Union Army brigadier general (1837–1912)

Rufus Daggett (October 6, 1837 – February 9, 1912) was a Union Army officer during the American Civil War. On February 18, 1865, President Abraham Lincoln nominated Daggett for appointment to the grade of brevet brigadier general of volunteers, to rank from January 15, 1865, and the United States Senate confirmed the appointment on March 3, 1865.

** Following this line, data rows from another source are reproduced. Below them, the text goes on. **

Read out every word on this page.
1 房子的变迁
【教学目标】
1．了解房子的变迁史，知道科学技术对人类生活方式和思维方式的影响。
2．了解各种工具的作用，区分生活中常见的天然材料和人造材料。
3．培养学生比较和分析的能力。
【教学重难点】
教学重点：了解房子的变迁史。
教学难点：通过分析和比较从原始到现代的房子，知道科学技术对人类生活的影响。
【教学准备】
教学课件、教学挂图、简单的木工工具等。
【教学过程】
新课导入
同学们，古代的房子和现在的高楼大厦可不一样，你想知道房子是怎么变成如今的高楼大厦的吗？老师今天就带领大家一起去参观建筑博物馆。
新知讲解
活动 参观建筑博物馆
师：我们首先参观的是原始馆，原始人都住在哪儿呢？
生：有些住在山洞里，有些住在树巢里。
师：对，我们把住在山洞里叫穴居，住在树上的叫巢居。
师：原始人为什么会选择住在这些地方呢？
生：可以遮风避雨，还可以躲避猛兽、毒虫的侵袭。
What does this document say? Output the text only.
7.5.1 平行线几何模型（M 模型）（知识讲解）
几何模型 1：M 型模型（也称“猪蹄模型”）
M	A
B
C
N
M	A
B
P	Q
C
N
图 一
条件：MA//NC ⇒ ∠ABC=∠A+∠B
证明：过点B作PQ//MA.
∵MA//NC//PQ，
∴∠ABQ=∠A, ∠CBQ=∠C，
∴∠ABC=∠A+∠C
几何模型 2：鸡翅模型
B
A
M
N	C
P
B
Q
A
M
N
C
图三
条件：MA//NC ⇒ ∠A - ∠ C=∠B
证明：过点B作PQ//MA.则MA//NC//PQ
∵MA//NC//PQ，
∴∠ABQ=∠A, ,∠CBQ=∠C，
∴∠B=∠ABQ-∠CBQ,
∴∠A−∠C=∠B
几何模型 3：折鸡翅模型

Born in New Berlin, New York on October 6, 1837, Daggett first served in the Union Army as a first lieutenant with the 14th New York Volunteer Infantry Regiment from May 17, 1861, until he was mustered out of the volunteers on December 4, 1861. He returned to the army and was appointed major, August 20, 1862, lieutenant colonel, September 5, 1863, and colonel, August 12, 1864, of the 117th New York Volunteer Infantry Regiment. He commanded a brigade in the Army of the James from September 17, 1864, to September 29, 1864, when he was wounded in fighting at Fort Gilmer, Virginia during the Battle of Chaffin's Farm and New Market Heights. He returned to service as a brevet brigadier general to lead brigades in the XXIV Corps (Union Army) from January 15, 1865, to March 13, 1865, and the X Corps (Union Army) in the Department of North Carolina from March 27, 1865, to May 13, 1865, and a division in the X Corps from May 13, 1865, to June 8, 1865, when he was mustered out of the volunteers.

After the war, he ran a clothing business and later a hardware store. In 1900, he returned to Utica and was appointed postmaster. He had been a Republican.

Rufus Daggett died February 12, 1912, at Utica, New York. He was interred at New Forest Cemetery in Utica.